To investigate the accuracy with which the nuclei of cells in overlapped and thick clusters in cervical/ vaginal smears can be classified independent of the segmentation algorithm used and to determine the influence of three-dimensional (3-D) processing as compared to two-dimensional (2-D) methods on classification of the nuclei.

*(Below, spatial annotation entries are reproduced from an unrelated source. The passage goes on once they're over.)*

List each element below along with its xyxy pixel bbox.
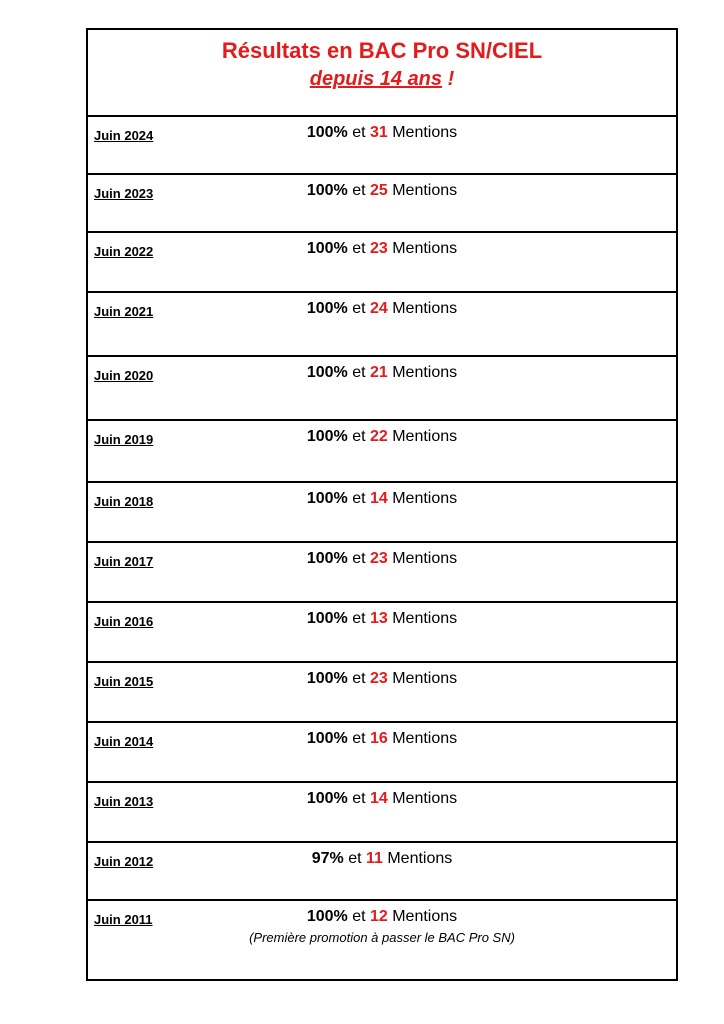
- row-year: Juin 2013: [94, 794, 154, 809]
- row-result: [88, 729, 676, 749]
- row-result: [88, 609, 676, 629]
- row-year: Juin 2020: [94, 368, 154, 383]
- row-result: [88, 549, 676, 569]
- success-rate: 100%: [306, 908, 348, 925]
- mentions-count: 23: [369, 670, 388, 687]
- table-header: [88, 30, 676, 117]
- connector: et: [347, 364, 370, 381]
- success-rate: 100%: [306, 490, 348, 507]
- success-rate: 100%: [306, 550, 348, 567]
- mentions-label: Mentions: [387, 670, 458, 687]
- result-row-2021: [88, 293, 676, 357]
- result-row-2024: [88, 117, 676, 175]
- mentions-count: 23: [369, 240, 388, 257]
- success-rate: 100%: [306, 364, 348, 381]
- mentions-label: Mentions: [387, 610, 458, 627]
- mentions-label: Mentions: [387, 124, 458, 141]
- connector: et: [343, 850, 366, 867]
- mentions-label: Mentions: [382, 850, 453, 867]
- row-year: Juin 2021: [94, 304, 154, 319]
- success-rate: 100%: [306, 300, 348, 317]
- mentions-label: Mentions: [387, 300, 458, 317]
- row-result: [88, 239, 676, 259]
- success-rate: 100%: [306, 610, 348, 627]
- mentions-count: 12: [369, 908, 388, 925]
- row-year: Juin 2017: [94, 554, 154, 569]
- connector: et: [347, 550, 370, 567]
- mentions-label: Mentions: [387, 364, 458, 381]
- row-year: Juin 2024: [94, 128, 154, 143]
- row-result: [88, 299, 676, 319]
- result-row-2014: [88, 723, 676, 783]
- row-year: Juin 2022: [94, 244, 154, 259]
- row-result: [88, 489, 676, 509]
- success-rate: 100%: [306, 240, 348, 257]
- results-table: [86, 28, 678, 981]
- row-result: [88, 849, 676, 869]
- page-title: Résultats en BAC Pro SN/CIEL: [221, 38, 543, 63]
- success-rate: 100%: [306, 182, 348, 199]
- mentions-count: 31: [369, 124, 388, 141]
- mentions-count: 21: [369, 364, 388, 381]
- row-year: Juin 2015: [94, 674, 154, 689]
- connector: et: [347, 730, 370, 747]
- row-year: Juin 2016: [94, 614, 154, 629]
- result-row-2016: [88, 603, 676, 663]
- result-row-2017: [88, 543, 676, 603]
- result-row-2020: [88, 357, 676, 421]
- row-year: Juin 2012: [94, 854, 154, 869]
- mentions-count: 11: [365, 850, 383, 867]
- connector: et: [347, 240, 370, 257]
- mentions-label: Mentions: [387, 240, 458, 257]
- mentions-label: Mentions: [387, 790, 458, 807]
- mentions-label: Mentions: [387, 182, 458, 199]
- row-result: [88, 427, 676, 447]
- row-result: [88, 363, 676, 383]
- result-row-2015: [88, 663, 676, 723]
- subtitle-end: !: [442, 68, 455, 90]
- row-year: Juin 2014: [94, 734, 154, 749]
- connector: et: [347, 908, 370, 925]
- success-rate: 100%: [306, 670, 348, 687]
- row-result: [88, 789, 676, 809]
- mentions-label: Mentions: [387, 490, 458, 507]
- page-subtitle: [88, 66, 676, 92]
- row-year: Juin 2023: [94, 186, 154, 201]
- result-row-2019: [88, 421, 676, 483]
- mentions-count: 13: [369, 610, 388, 627]
- result-row-2011: [88, 901, 676, 981]
- success-rate: 100%: [306, 428, 348, 445]
- mentions-count: 16: [369, 730, 388, 747]
- mentions-count: 25: [369, 182, 388, 199]
- result-row-2023: [88, 175, 676, 233]
- success-rate: 100%: [306, 790, 348, 807]
- connector: et: [347, 428, 370, 445]
- row-result: [88, 123, 676, 143]
- subtitle-main: depuis 14 ans: [309, 68, 443, 90]
- mentions-count: 14: [369, 790, 388, 807]
- row-result: [88, 181, 676, 201]
- result-row-2022: [88, 233, 676, 293]
- result-row-2013: [88, 783, 676, 843]
- connector: et: [347, 124, 370, 141]
- connector: et: [347, 300, 370, 317]
- row-year: Juin 2018: [94, 494, 154, 509]
- connector: et: [347, 610, 370, 627]
- success-rate: 100%: [306, 124, 348, 141]
- result-row-2018: [88, 483, 676, 543]
- mentions-label: Mentions: [387, 428, 458, 445]
- mentions-label: Mentions: [387, 730, 458, 747]
- mentions-count: 24: [369, 300, 388, 317]
- connector: et: [347, 790, 370, 807]
- mentions-label: Mentions: [387, 550, 458, 567]
- success-rate: 97%: [311, 850, 344, 867]
- mentions-count: 14: [369, 490, 388, 507]
- mentions-count: 22: [369, 428, 388, 445]
- row-result: [88, 907, 676, 927]
- first-promotion-note: (Première promotion à passer le BAC Pro SN): [249, 930, 515, 945]
- mentions-label: Mentions: [387, 908, 458, 925]
- result-row-2012: [88, 843, 676, 901]
- row-year: Juin 2011: [94, 912, 153, 927]
- connector: et: [347, 670, 370, 687]
- row-result: [88, 669, 676, 689]
- connector: et: [347, 490, 370, 507]
- connector: et: [347, 182, 370, 199]
- mentions-count: 23: [369, 550, 388, 567]
- row-year: Juin 2019: [94, 432, 154, 447]
- success-rate: 100%: [306, 730, 348, 747]
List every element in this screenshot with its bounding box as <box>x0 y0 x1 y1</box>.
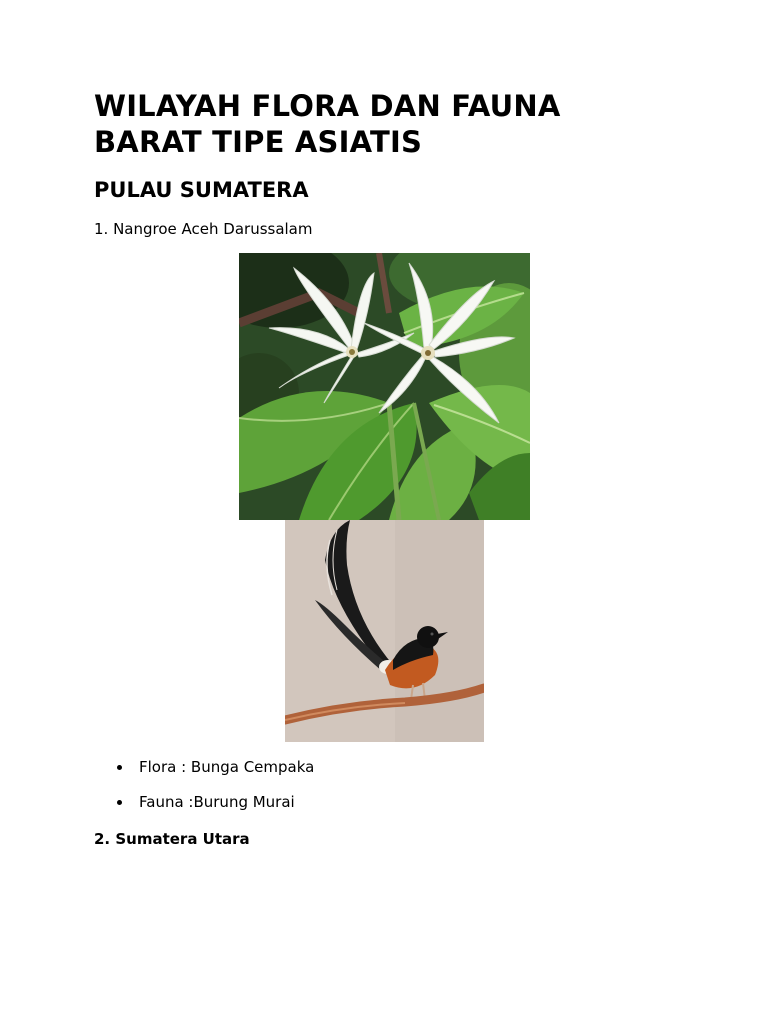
cempaka-flower-photo <box>239 253 530 520</box>
region-heading-2: 2. Sumatera Utara <box>94 830 250 848</box>
flora-fauna-list <box>115 757 314 827</box>
page-title-line-1: WILAYAH FLORA DAN FAUNA <box>94 89 561 123</box>
bullet-icon <box>117 800 122 805</box>
list-item-label: Fauna :Burung Murai <box>139 793 295 811</box>
region-heading-1: 1. Nangroe Aceh Darussalam <box>94 220 313 238</box>
list-item-label: Flora : Bunga Cempaka <box>139 758 315 776</box>
bullet-icon <box>117 765 122 770</box>
list-item-flora <box>115 757 314 777</box>
page-title-line-2: BARAT TIPE ASIATIS <box>94 125 423 159</box>
murai-bird-photo <box>285 520 484 742</box>
list-item-fauna <box>115 792 314 812</box>
page-title <box>94 88 654 160</box>
section-heading: PULAU SUMATERA <box>94 178 309 202</box>
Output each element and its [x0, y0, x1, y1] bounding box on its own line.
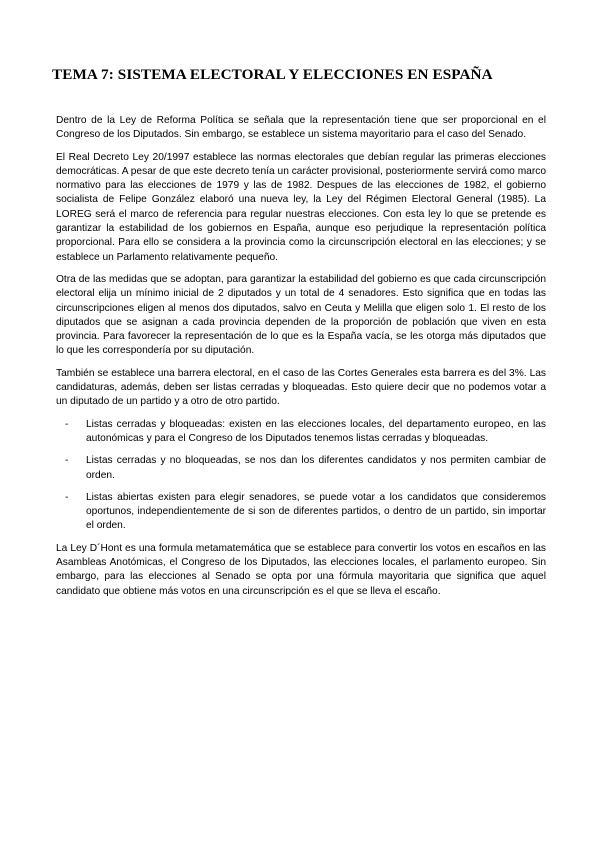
list-item	[56, 491, 546, 534]
paragraph: Otra de las medidas que se adoptan, para garantizar la estabilidad del gobierno es que cada circunscripción electoral elija un mínimo inicial de 2 diputados y un total de 4 senadores. Esto significa que en todas las circunscripciones eligen al menos dos diputados, salvo en Ceuta y Melilla que eligen solo 1. El resto de los diputados que se asignan a cada provincia dependen de la proporción de población que viven en esta provincia. Para favorecer la representación de lo que es la España vacía, se les otorga más diputados que lo que les correspondería por su diputación.	[56, 273, 546, 357]
list-dash: -	[65, 455, 69, 467]
list-types	[56, 418, 546, 534]
list-dash: -	[65, 491, 69, 503]
list-dash: -	[65, 418, 69, 430]
document-body	[56, 114, 546, 607]
list-item	[56, 418, 546, 447]
list-item-text: Listas cerradas y bloqueadas: existen en las elecciones locales, del departamento europeo, en las autonómicas y para el Congreso de los Diputados tenemos listas cerradas y bloqueadas.	[86, 418, 546, 444]
list-item-text: Listas cerradas y no bloqueadas, se nos dan los diferentes candidatos y nos permiten cambiar de orden.	[86, 455, 546, 481]
document-title: TEMA 7: SISTEMA ELECTORAL Y ELECCIONES EN ESPAÑA	[52, 66, 493, 83]
paragraph: También se establece una barrera electoral, en el caso de las Cortes Generales esta barrera es del 3%. Las candidaturas, además, deben ser listas cerradas y bloqueadas. Esto quiere decir que no podemos votar a un diputado de un partido y a otro de otro partido.	[56, 367, 546, 408]
list-item-text: Listas abiertas existen para elegir senadores, se puede votar a los candidatos que consideremos oportunos, independientemente de si son de diferentes partidos, o dentro de un partido, sin importar el orden.	[86, 491, 546, 532]
list-item	[56, 454, 546, 483]
paragraph: La Ley D´Hont es una formula metamatemática que se establece para convertir los votos en escaños en las Asambleas Anotómicas, el Congreso de los Diputados, las elecciones locales, el parlamento europeo. Sin embargo, para las elecciones al Senado se opta por una fórmula mayoritaria que significa que aquel candidato que obtiene más votos en una circunscripción es el que se lleva el escaño.	[56, 542, 546, 597]
paragraph: Dentro de la Ley de Reforma Política se señala que la representación tiene que ser proporcional en el Congreso de los Diputados. Sin embargo, se establece un sistema mayoritario para el caso del Senado.	[56, 115, 546, 141]
paragraph: El Real Decreto Ley 20/1997 establece las normas electorales que debían regular las primeras elecciones democráticas. A pesar de que este decreto tenía un carácter provisional, posteriormente servirá como marco normativo para las elecciones de 1979 y las de 1982. Despues de las elecciones de 1982, el gobierno socialista de Felipe González elaboró una nueva ley, la Ley del Régimen Electoral General (1985). La LOREG será el marco de referencia para regular nuestras elecciones. Con esta ley lo que se pretende es garantizar la estabilidad de los gobiernos en España, aunque eso perjudique la representación política proporcional. Para ello se considera a la provincia como la circunscripción electoral en las elecciones; y se establece un Parlamento relativamente pequeño.	[56, 151, 546, 263]
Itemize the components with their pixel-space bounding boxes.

Cell clusters were imaged from 31 ThinPrep smears composed of 808 nuclei, of which 420 were determined to be abnormal by a cytotechnologist. Sets of 2-D and 3-D volumetric features of the detected nuclei were formulated, and classifiers were constructed. The effect of computational deconvolution on classification was assessed using nearest-neighbor and Wiener filter in 2-D and 3-D before calculating features. A "best focus plane" was calculated for each nucleus from the 3-D data set, and the 2-D features in this plane were also analyzed.
研究在不考虑所使用的分割算法的情况下,对宫颈/阴道涂片重叠且密集细胞团中的细胞核进行分类的准确性,并确定与二维(2-D)方法相比,三维(3-D)处理对细胞核分类的影响。
从31份由808个细胞核组成的ThinPrep涂片对细胞团进行成像,其中420个细胞核经细胞技术人员判定为异常。制定了检测到的细胞核的二维和三维体积特征集,并构建了分类器。在计算特征之前,使用二维和三维中的最近邻和维纳滤波器评估计算去卷积对分类的影响。从三维数据集中为每个细胞核计算一个“最佳聚焦平面”,并分析该平面中的二维特征。